There are multiple potential explanations for the inhibitory effect of P. putida on C. fimi growth. (A) Growth of individual species and combinations (denoted by color and shape of plot symbol) on Model Lignocellulose medium in which vanillic acid is replaced by protocatechuic acid, which does not result in formaldehyde production. Cultures with P. putida still show slower growth than those without. (B,C) Effect of increasing the iron or supplements (methionine, thiamine, and biotin) in the medium.

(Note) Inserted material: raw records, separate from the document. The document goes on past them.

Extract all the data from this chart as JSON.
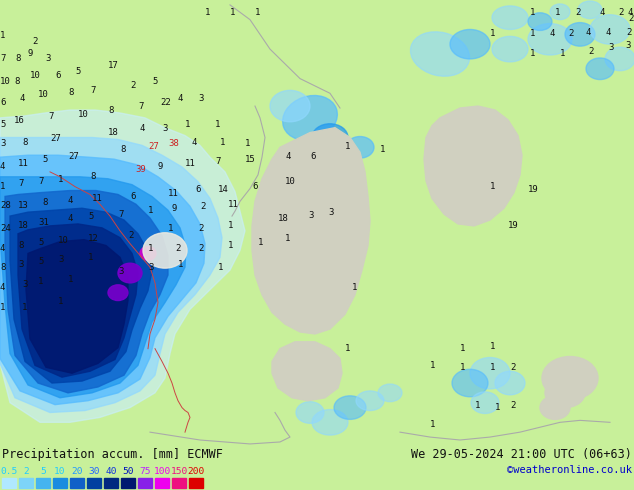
{
  "title_left": "Precipitation accum. [mm] ECMWF",
  "title_right": "We 29-05-2024 21:00 UTC (06+63)",
  "credit": "©weatheronline.co.uk",
  "colorbar_values": [
    "0.5",
    "2",
    "5",
    "10",
    "20",
    "30",
    "40",
    "50",
    "75",
    "100",
    "150",
    "200"
  ],
  "colorbar_colors": [
    "#b0e8ff",
    "#7dd4f8",
    "#45b4f0",
    "#1a8ce0",
    "#1060c8",
    "#0040a0",
    "#002880",
    "#001870",
    "#8820e8",
    "#ee00ee",
    "#ee1080",
    "#dd0000"
  ],
  "colorbar_label_colors": [
    "#22ccff",
    "#22ccff",
    "#22ccff",
    "#22ccff",
    "#2299ff",
    "#2266ff",
    "#1133dd",
    "#0011bb",
    "#bb22ff",
    "#ee00ee",
    "#ee1080",
    "#dd0000"
  ],
  "bg_color": "#c8f09a",
  "land_gray": "#d0d0c0",
  "border_color": "#aaaaaa",
  "red_border_color": "#cc4444",
  "title_color": "#111111",
  "credit_color": "#0000cc",
  "num_color": "#111111",
  "num_red": "#cc2222",
  "figw": 6.34,
  "figh": 4.9
}
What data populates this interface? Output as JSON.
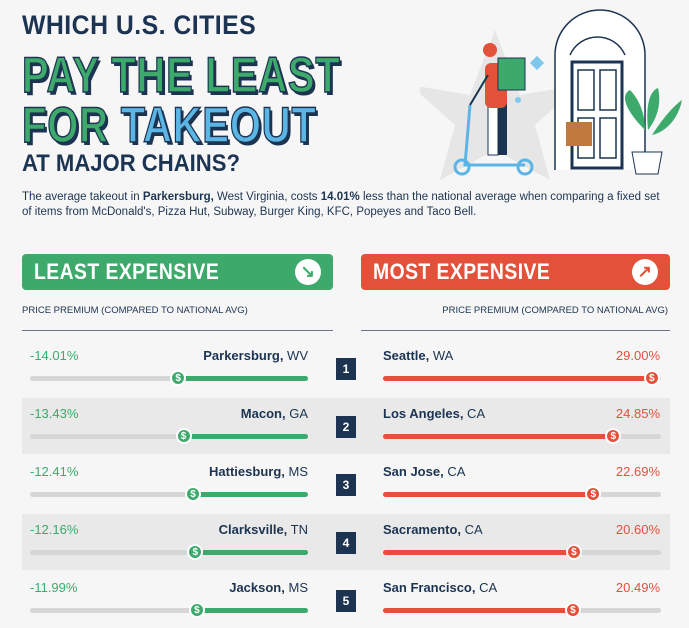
{
  "title": {
    "line1": "WHICH U.S. CITIES",
    "line2": "PAY THE LEAST",
    "line3a": "FOR ",
    "line3b": "TAKEOUT",
    "line4": "AT MAJOR CHAINS?"
  },
  "intro": {
    "p1": "The average takeout in ",
    "city": "Parkersburg,",
    "p2": " West Virginia, costs ",
    "pct": "14.01%",
    "p3": " less than the national average when comparing a fixed set of items from McDonald's, Pizza Hut, Subway, Burger King, KFC, Popeyes and Taco Bell."
  },
  "colors": {
    "green": "#3daa6c",
    "red": "#e4513a",
    "navy": "#1c3451",
    "blue": "#5bb5e5"
  },
  "chart_data": {
    "type": "bar",
    "title": "Which U.S. cities pay the least for takeout at major chains?",
    "ylabel": "PRICE PREMIUM (COMPARED TO NATIONAL AVG)",
    "ranks": [
      "1",
      "2",
      "3",
      "4",
      "5"
    ],
    "least": {
      "header": "LEAST EXPENSIVE",
      "subtitle": "PRICE PREMIUM (COMPARED TO NATIONAL AVG)",
      "items": [
        {
          "city": "Parkersburg,",
          "state": " WV",
          "value": -14.01,
          "label": "-14.01%"
        },
        {
          "city": "Macon,",
          "state": " GA",
          "value": -13.43,
          "label": "-13.43%"
        },
        {
          "city": "Hattiesburg,",
          "state": " MS",
          "value": -12.41,
          "label": "-12.41%"
        },
        {
          "city": "Clarksville,",
          "state": " TN",
          "value": -12.16,
          "label": "-12.16%"
        },
        {
          "city": "Jackson,",
          "state": " MS",
          "value": -11.99,
          "label": "-11.99%"
        }
      ]
    },
    "most": {
      "header": "MOST EXPENSIVE",
      "subtitle": "PRICE PREMIUM (COMPARED TO NATIONAL AVG)",
      "items": [
        {
          "city": "Seattle,",
          "state": " WA",
          "value": 29.0,
          "label": "29.00%"
        },
        {
          "city": "Los Angeles,",
          "state": " CA",
          "value": 24.85,
          "label": "24.85%"
        },
        {
          "city": "San Jose,",
          "state": " CA",
          "value": 22.69,
          "label": "22.69%"
        },
        {
          "city": "Sacramento,",
          "state": " CA",
          "value": 20.6,
          "label": "20.60%"
        },
        {
          "city": "San Francisco,",
          "state": " CA",
          "value": 20.49,
          "label": "20.49%"
        }
      ]
    },
    "range": [
      0,
      30
    ],
    "marker_symbol": "$"
  }
}
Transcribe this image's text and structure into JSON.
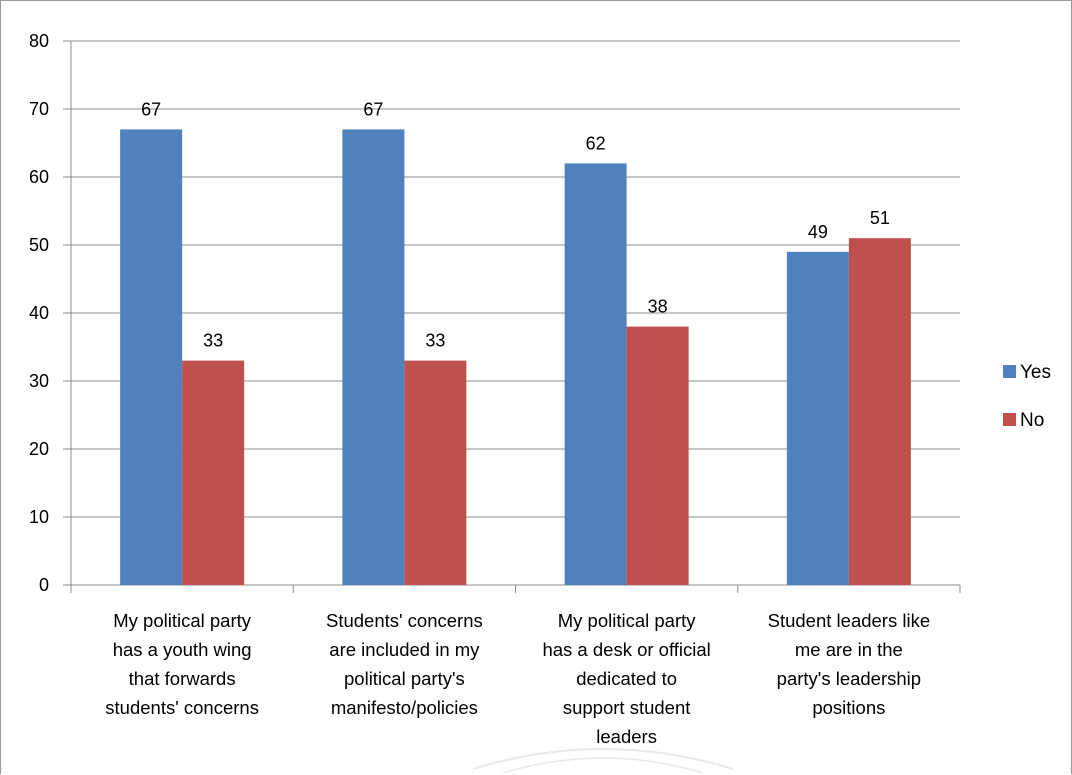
{
  "chart_data": {
    "type": "bar",
    "categories": [
      [
        "My political party",
        "has a youth wing",
        "that forwards",
        "students' concerns"
      ],
      [
        "Students' concerns",
        "are included in my",
        "political party's",
        "manifesto/policies"
      ],
      [
        "My political party",
        "has a desk or official",
        "dedicated to",
        "support student",
        "leaders"
      ],
      [
        "Student leaders like",
        "me are in the",
        "party's leadership",
        "positions"
      ]
    ],
    "series": [
      {
        "name": "Yes",
        "values": [
          67,
          67,
          62,
          49
        ],
        "color": "#4f81bd"
      },
      {
        "name": "No",
        "values": [
          33,
          33,
          38,
          51
        ],
        "color": "#c0504d"
      }
    ],
    "ylim": [
      0,
      80
    ],
    "yticks": [
      0,
      10,
      20,
      30,
      40,
      50,
      60,
      70,
      80
    ],
    "grid": true,
    "legend_position": "right"
  }
}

In both cases, higher concentrations support more growth. (D) Growth of C. fimi alone on either Model Lignocellulose or P. putida spent medium: a lower final yield is reached on spent medium. (E,F) Growth of the model community (P. putida, C. fimi, M. extorquens) on combinations of different iron (panels), methionine (color scale), and thiamine + biotin (color scale) concentrations.

Figure 9

A methionine-overproducing strain of M. extorquens can support the growth of C. fimi without the addition of methionine to the medium. Top: growth curves of C. fimi with different strains of M. extorquens (symbols), on MP medium with glucose and supplements (panels). Without succinate, M. extorquens growth is negligible. For C. fimi alone, growth with methionine is much greater than without. However, when succinate is present to enable M. extorquens growth, the culture of C. fimi + the methionine excreter reaches substantially higher growth than by C. fimi + WT M. extorquens, suggesting a benefit to C. fimi from the methionine. Bottom: colony counts of each species (symbols) from the endpoint of an experiment in which the three-species consortium was grown on Model Lignocellulose medium with either of the two strains of M. extorquens (x-axis), and supplemented with either nothing, methanol to support M. extorquens growth, or both methanol and methionine (panels). C. fimi grows only when methionine is present or when both methanol and the methionine-excreting M. extorquens strain are present. P. putida does not show the same reliance on methionine or M. extorquens.

Figure 10

Revised conceptual model of interactions in model lignocellulose-degrading microbial consortium. To our original model, we have added competition between P. putida and C. fimi for iron and methionine, and inhibitory effects of vanillic acid on C. fimi and P. putida and high concentrations of iron on C. fimi. We have found little evidence for inhibitory effects of formaldehyde (at the concentrations produced here) on any of the members besides C. fimi; there is evidence that C. fimi, but not P. putida, supports M. extorquens growth, likely through organic acid production. In addition, we have added the ability for M. extorquens to support C. fimi through the production of methionine.